The potential clinical implications of our findings are significant as evidenced by the protective effects of both HGF and S1P in animal models of ALI [McVerry et al., 2004; Peng et al., 2004; Singleton et al., 2007]. Unfortunately, extending these findings to humans has been limited by potential adverse effects identified in pre-clinical studies including hypotension associated with HGF [Ido et al., 2011] and bradycardia induced by S1P [Forrest et al., 2004]. However, a number of pharmacologic agents that directly target sphingolipid signaling and that have potentially more favorable safety profiles are currently under investigation including a structural analog of S1P, FTY720 (2-amino-2-(2-[4-octylphenyl]ethyl)-1,3-propanediol) [Strader et al., 2011], as well as various analogs of phosporylated FTY720 [Hale et al., 2004; Foss et al., 2005; Clemens et al., 2005]. These agents have shown some early promise in relevant in vitro and in vivo models [Camp et al., 2009; Wang et al., 2013]. As these agonists are characterized by variable S1P receptor affinities, a full understanding of the functional roles of S1P receptors in vivo and the underlying mechanisms of downstream signaling events is imperative.

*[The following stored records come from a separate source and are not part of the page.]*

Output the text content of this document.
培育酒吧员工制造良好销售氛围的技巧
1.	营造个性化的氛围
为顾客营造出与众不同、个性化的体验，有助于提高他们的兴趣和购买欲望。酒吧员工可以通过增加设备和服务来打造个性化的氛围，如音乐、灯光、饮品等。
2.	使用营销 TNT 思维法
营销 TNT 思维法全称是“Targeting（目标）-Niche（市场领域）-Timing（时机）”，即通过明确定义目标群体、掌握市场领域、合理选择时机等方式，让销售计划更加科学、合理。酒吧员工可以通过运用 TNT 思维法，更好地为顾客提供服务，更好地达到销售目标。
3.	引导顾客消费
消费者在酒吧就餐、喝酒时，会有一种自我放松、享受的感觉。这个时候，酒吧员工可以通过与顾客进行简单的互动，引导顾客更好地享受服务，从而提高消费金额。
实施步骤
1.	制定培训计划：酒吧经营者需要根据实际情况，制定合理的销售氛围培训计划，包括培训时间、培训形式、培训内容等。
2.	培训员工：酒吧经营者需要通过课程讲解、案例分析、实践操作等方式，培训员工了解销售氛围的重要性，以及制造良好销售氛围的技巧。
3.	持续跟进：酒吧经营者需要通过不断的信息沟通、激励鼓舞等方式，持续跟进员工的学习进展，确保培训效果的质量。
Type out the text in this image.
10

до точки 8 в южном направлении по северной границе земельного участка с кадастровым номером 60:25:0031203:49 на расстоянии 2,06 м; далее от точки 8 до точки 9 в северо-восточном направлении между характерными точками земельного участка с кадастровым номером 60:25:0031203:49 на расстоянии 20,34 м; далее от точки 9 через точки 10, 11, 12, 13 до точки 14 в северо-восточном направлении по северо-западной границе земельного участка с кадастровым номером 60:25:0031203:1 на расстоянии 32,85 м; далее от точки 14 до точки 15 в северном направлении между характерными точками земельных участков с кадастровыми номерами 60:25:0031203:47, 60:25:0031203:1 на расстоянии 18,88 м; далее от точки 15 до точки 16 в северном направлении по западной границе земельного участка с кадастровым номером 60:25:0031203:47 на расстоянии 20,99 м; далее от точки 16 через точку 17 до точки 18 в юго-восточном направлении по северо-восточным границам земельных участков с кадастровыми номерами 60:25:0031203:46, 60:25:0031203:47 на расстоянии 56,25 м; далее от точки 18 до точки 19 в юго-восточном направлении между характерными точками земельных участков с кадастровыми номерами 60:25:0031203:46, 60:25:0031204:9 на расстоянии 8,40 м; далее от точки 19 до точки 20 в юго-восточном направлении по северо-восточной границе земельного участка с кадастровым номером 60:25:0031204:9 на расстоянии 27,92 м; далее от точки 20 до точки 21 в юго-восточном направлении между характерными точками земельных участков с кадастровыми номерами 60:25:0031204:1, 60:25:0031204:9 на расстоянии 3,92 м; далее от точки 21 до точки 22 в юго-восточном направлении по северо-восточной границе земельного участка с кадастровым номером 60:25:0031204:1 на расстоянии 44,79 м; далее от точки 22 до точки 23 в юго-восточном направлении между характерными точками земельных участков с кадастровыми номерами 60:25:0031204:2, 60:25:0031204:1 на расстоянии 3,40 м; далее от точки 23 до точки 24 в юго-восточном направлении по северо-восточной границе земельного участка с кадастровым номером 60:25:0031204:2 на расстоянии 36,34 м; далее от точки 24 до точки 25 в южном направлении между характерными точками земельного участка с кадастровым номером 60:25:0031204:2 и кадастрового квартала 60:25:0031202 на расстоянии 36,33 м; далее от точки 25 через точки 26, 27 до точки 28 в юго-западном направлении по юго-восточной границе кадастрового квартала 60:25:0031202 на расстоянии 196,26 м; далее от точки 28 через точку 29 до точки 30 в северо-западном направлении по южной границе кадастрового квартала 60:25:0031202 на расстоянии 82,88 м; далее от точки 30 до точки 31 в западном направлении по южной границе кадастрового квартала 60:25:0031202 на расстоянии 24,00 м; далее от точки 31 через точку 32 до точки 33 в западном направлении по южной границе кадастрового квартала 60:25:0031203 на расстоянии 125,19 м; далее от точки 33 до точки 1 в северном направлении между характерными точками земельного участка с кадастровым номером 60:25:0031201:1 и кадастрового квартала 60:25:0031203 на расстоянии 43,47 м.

In summary, our results confirm for the first time a functional interaction of ITGB4 with both S1PR2 and S1PR3 that mediates EC barrier regulation induced by either S1P or HGF. Our study suggests that EC barrier function is regulated by the balance between signaling pathways mediated by S1PR1 and S1PR2/3 with induced recruitment of ITGB4, S1PR1, S1PR2, and S1PR3 to CEMs as key events in this setting (Fig.77). Finally, our results implicate individual complex components as potential therapeutic targets for diseases characterized by alterations in EC barrier integrity including ALI.
ACKNOWLEDGMENTS
This work acknowledges support from the NHLBI (HL 96687 and 98050, to J.R.J.) and the China Postdoctoral Science Foundation (2013M531067, to X.N.).